In many ways, that makes sense. Giroud doesn't have the ability that Robin van Persie has in playing through passes, but he is excellent at holding the ball up and linking with midfielders and wide players making runs in behind. By playing on the offside line, he can stretch play and create space for the wide players and midfielders to drive into. With better off the ball movement from Arsenal's midfielders and wide players, he's acting kind of like a false 9; creating space to drive into after dropping deep. And, unlike Chamakh, after dropping deep and winning the ball, Giroud makes runs into good positions in the box. Against Schalke, he played the ball to Lukas Podolski, and then made a run into the 6-yard box. He did the same for Cazorla's goal; behind Cazorla was Giroud, ready to score if the ball came back to him. And, as ever, his movement in the box is very good. He's gotten in front of defenders and scored poacher-esque goals, and he's scored classic #9 goals.

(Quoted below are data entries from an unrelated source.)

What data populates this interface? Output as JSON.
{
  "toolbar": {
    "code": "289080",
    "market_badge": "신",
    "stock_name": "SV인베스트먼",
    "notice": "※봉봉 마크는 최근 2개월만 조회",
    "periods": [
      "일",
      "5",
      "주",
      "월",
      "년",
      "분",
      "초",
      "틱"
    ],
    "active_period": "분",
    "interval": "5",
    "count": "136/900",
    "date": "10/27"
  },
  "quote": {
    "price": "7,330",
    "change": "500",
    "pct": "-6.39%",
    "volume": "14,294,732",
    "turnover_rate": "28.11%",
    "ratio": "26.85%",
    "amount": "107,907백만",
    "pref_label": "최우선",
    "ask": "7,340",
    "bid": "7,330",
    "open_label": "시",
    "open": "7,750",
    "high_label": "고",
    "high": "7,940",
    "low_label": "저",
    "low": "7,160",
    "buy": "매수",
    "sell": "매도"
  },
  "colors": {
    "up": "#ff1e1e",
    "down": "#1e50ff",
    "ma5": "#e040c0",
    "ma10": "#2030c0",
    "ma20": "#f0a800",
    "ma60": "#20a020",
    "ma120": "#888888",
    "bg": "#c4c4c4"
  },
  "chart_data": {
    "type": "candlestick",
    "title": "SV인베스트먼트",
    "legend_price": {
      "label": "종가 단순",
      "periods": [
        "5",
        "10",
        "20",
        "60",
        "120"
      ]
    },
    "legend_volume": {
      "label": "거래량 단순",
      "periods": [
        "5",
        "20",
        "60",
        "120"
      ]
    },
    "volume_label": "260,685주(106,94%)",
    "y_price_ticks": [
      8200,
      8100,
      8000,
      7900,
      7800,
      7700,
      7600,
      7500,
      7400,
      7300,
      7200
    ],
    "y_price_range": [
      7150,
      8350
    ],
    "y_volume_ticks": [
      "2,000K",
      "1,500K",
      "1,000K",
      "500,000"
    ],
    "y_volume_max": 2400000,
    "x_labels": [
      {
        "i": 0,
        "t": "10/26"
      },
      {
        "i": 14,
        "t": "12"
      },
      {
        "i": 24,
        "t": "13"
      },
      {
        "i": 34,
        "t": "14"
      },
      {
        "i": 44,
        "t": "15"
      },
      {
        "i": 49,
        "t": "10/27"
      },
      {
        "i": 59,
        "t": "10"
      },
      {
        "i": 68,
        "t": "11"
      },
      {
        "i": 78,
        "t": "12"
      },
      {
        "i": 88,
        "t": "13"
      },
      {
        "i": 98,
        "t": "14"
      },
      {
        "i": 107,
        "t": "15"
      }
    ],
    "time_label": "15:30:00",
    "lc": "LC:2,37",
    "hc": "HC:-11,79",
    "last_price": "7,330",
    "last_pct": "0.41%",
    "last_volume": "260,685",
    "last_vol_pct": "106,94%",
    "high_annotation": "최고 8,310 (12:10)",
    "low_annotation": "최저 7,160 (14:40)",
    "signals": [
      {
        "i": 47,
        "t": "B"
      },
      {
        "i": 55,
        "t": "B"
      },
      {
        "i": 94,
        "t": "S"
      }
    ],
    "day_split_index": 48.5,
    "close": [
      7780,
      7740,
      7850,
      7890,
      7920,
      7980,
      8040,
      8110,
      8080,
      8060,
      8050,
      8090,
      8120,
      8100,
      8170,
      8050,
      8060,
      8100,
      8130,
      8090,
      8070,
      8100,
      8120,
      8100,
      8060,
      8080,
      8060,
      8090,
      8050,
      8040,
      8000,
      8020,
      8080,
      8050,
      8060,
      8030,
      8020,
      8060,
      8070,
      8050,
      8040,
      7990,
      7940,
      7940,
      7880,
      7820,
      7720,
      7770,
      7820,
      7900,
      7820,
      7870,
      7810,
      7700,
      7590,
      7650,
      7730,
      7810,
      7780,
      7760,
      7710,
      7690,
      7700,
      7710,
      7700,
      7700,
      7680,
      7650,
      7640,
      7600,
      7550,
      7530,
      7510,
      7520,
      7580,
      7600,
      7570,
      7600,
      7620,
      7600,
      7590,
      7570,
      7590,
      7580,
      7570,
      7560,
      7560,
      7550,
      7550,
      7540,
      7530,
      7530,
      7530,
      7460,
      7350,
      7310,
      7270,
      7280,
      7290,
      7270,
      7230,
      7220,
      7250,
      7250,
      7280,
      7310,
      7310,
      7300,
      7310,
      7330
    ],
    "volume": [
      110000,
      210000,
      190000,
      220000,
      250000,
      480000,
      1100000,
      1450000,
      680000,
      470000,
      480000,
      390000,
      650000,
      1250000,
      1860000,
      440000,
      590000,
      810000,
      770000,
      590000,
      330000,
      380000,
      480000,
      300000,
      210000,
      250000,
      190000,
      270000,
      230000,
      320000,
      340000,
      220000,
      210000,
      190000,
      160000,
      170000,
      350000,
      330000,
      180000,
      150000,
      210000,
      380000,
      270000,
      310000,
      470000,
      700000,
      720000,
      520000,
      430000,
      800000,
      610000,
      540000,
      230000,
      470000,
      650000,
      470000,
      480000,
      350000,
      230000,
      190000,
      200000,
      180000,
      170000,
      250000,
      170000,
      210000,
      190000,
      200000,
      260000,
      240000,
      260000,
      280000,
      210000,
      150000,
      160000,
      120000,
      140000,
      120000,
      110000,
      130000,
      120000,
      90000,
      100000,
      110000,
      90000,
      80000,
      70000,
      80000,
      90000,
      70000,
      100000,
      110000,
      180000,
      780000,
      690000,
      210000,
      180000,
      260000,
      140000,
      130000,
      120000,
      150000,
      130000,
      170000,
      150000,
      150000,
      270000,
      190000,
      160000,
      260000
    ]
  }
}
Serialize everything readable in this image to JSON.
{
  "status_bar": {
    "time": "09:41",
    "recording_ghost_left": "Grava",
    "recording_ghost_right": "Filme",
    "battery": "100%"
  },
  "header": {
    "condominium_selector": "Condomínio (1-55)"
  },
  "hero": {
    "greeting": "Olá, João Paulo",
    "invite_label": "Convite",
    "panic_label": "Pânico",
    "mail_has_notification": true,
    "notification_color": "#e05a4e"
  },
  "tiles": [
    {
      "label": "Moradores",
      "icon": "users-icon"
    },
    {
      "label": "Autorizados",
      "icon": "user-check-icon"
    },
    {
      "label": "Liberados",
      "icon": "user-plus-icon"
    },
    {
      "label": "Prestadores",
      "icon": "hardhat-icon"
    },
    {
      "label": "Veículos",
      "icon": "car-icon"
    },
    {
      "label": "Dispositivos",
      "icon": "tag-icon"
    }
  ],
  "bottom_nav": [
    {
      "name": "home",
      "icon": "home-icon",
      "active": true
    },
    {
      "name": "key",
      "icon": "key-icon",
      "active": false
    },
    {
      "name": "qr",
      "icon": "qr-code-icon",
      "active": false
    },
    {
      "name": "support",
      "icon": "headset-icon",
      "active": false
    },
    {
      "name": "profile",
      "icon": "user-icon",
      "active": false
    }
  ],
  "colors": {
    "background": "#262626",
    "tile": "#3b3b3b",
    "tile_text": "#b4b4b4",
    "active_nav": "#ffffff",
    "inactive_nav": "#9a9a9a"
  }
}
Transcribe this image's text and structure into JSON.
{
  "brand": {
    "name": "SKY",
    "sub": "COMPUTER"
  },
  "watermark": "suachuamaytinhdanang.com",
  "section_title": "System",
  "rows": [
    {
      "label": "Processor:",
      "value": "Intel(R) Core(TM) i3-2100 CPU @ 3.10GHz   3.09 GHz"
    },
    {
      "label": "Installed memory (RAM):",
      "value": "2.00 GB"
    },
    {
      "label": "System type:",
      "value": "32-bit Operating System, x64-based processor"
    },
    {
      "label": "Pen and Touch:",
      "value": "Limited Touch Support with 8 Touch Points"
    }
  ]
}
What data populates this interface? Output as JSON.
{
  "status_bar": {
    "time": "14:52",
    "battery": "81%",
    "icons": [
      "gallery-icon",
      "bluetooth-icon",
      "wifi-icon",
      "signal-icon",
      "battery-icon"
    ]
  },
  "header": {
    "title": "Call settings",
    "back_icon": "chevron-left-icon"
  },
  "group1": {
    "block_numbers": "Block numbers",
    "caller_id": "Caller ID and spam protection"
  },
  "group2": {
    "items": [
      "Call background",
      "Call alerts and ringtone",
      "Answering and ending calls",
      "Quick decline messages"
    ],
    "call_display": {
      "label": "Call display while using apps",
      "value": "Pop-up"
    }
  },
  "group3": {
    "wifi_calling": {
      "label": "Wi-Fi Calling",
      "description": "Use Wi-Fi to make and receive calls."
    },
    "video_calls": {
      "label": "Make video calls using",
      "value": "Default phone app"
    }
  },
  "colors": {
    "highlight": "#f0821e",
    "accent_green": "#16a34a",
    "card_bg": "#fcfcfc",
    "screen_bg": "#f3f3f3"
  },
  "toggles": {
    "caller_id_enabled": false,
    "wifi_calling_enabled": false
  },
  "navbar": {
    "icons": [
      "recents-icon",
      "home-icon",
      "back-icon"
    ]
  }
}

Arsene Wenger says Giroud is on the way to being a complete striker, and, in many ways, he could be the most complete striker Arsenal have ever had. With his physicality and height, he always offers a plan B, even when the team is struggling, as evidenced by the amount of long punts he's winning. The way he's beginning to link up with Podolski and Walcott is promising, as is the fact that of his 7 goals, 4 have been headers, and 3 have been scored with his feet. Arsene Wenger is often criticised for not having a plan B, but with Giroud, Arsenal have a striker who is both perfect for their plan A and plan B; his movement and combination play is good enough for Arsenal's passing game, while his aerial play is good enough to offer a real plan B goal threat. And, because of that, he's contributed to Arsenal getting out of their patchy spell; even when he wasn't that great, as he was on Wednesday, he still assisted both goals, with the first, a knockdown, giving Arsenal more confidence to create chances.